Der Beschwerdeführer kann sich allerdings nicht mit Erfolg darauf berufen, dass diese Unterlagen, die der eigenen Fristenüberwachung dienen sollten, bei einem von mehreren privat bzw. beruflich veranlassten Umzügen untergegangen seien. Neben der von der Mitarbeiterin des Beschwerdeführers unterlassenen Mitteilung der Adressänderung an das Patentamt handelt es sich bei diesem vorgetragenen Verlust der internen Unterlagen um einen zusätzlichen Wiedereinsetzungsgrund, der erstmals mit Schriftsatz vom 13. Februar 2012 vorgetragen wurde, somit nach Ablauf der zweimonatigen Frist des § 91 Abs. 2 MarkenG. Unabhängig von der Frage, dass nicht es ersichtlich ist, weshalb der über längere Zeit hinweg unbemerkte, während eines Umzuges eingetretene Verlust von Geschäftsunterlagen nicht mindestens auf fahrlässigem Verschulden des Beschwerdeführers beruht, ist dieser Vortrag im Rahmen des Wiedereinsetzungsgesuches verfristet und nicht berücksichtigungsfähig.

19

Gemäß § 91 Abs. 3 S. 1 MarkenG ist der Tatsachenvortrag, auf den das Wiedereinsetzungsgesuch gestützt wird, innerhalb der Frist des § 91 Abs. 2 MarkenG vorzubringen.
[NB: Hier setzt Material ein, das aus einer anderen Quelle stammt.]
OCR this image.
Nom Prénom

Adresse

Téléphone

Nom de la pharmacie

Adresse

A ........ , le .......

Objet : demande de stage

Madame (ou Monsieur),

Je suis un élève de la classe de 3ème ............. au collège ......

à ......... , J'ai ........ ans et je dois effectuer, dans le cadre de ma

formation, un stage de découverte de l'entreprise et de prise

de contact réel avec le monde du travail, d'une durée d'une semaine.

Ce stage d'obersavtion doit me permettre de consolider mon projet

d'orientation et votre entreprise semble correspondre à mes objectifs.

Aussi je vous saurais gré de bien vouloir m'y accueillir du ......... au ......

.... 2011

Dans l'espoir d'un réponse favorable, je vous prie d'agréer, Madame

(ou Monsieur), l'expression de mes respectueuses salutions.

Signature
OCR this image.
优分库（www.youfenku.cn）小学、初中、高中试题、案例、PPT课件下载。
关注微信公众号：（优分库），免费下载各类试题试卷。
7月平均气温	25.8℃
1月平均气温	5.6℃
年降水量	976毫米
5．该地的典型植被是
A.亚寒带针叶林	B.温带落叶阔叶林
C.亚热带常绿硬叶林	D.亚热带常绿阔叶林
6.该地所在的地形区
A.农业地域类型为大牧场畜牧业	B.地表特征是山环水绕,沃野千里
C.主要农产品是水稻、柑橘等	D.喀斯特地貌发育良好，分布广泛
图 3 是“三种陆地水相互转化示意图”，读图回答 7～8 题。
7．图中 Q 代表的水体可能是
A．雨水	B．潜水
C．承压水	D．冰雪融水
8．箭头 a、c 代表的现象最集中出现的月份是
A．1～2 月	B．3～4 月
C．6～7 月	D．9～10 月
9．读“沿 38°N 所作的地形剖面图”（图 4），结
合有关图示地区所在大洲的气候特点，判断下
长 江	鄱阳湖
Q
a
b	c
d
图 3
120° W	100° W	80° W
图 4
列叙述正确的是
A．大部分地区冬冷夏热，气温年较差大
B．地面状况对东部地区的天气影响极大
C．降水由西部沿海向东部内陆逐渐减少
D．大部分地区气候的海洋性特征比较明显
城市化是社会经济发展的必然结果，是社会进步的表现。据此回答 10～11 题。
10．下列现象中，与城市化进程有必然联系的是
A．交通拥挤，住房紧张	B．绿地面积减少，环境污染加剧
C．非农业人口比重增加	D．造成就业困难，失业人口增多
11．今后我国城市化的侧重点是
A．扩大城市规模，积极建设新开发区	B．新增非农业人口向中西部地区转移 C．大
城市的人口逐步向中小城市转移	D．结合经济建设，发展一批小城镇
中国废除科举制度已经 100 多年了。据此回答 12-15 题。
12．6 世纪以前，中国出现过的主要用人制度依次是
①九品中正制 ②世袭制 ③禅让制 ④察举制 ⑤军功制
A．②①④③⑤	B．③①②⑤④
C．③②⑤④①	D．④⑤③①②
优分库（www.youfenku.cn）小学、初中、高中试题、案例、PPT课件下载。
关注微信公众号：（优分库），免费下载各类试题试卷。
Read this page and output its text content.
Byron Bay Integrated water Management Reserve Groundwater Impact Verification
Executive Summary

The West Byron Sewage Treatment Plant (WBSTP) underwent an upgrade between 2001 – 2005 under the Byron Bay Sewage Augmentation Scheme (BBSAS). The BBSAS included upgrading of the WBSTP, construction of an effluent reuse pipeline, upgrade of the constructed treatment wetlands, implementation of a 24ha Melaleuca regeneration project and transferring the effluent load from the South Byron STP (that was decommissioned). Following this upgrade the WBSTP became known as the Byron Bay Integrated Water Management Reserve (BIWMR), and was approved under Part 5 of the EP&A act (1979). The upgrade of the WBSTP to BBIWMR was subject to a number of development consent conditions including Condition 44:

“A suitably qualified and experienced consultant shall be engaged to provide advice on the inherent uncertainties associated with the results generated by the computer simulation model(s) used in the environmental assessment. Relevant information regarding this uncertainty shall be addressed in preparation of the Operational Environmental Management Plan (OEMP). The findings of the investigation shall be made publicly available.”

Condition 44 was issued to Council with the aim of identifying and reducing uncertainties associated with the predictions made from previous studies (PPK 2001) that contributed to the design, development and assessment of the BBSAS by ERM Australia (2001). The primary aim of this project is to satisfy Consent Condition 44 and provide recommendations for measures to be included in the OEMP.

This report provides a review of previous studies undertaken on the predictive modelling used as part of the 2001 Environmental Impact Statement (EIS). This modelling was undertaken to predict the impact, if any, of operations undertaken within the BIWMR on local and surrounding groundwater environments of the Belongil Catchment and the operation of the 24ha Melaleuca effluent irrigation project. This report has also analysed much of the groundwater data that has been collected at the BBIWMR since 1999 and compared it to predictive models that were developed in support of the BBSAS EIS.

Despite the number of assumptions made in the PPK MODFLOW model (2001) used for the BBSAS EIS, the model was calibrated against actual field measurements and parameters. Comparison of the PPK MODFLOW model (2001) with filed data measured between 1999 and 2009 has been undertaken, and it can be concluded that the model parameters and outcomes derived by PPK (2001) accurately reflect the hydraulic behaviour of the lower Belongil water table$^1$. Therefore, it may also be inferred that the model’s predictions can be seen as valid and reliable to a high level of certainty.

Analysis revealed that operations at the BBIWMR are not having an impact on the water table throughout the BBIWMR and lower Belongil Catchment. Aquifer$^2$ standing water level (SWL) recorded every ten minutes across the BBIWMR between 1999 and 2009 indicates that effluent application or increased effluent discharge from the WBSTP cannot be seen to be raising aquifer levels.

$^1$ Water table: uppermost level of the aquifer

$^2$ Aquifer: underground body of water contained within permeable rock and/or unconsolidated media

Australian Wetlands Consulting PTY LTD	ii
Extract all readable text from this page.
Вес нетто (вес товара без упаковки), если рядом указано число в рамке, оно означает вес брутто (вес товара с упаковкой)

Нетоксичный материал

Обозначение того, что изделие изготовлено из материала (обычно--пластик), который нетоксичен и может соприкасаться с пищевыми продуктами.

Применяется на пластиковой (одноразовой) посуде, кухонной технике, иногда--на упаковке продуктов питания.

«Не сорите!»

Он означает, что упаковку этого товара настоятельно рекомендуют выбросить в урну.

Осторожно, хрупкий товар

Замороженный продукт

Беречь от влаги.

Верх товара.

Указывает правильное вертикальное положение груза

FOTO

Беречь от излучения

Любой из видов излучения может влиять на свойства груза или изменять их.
Da die rechtliche Unkenntnis als Hindernis mit der Rechtsberatung durch den Verfahrensbevollmächtigten nach dem Vortrag des Beschwerdeführers am 1. April 2010 weggefallen war, waren die Umstände, auf die er den Antrag auf Wiedereinsetzung stützen kann, innerhalb von zwei Monaten vorzutragen. Nach Ablauf dieser Frist können lediglich Widersprüche oder Unklarheiten im bisherigen Vortrag beseitigt werden, ausgeschlossen ist indes das Nachschieben weiterer Wiedereinsetzungsgründe (vgl. Ingerl/Rohnke, MarkenG, 3. Aufl., § 91 Rn. 29 m. w. N.). Es handelt es sich um zwei getrennte Wiedereinsetzungsgründe, weil der Verlust der internen Unterlagen einerseits und anderseits die Benachrichtigung des Patentamtes, die den Beschwerdeführer wegen fehlender Mitteilung der Adressänderung nicht erreicht hat, nicht im Zusammenhang stehen.

20

Bei dieser Sachlage konnte dem Wiedereinsetzungsantrag des Beschwerdeführers nicht stattgegeben werden.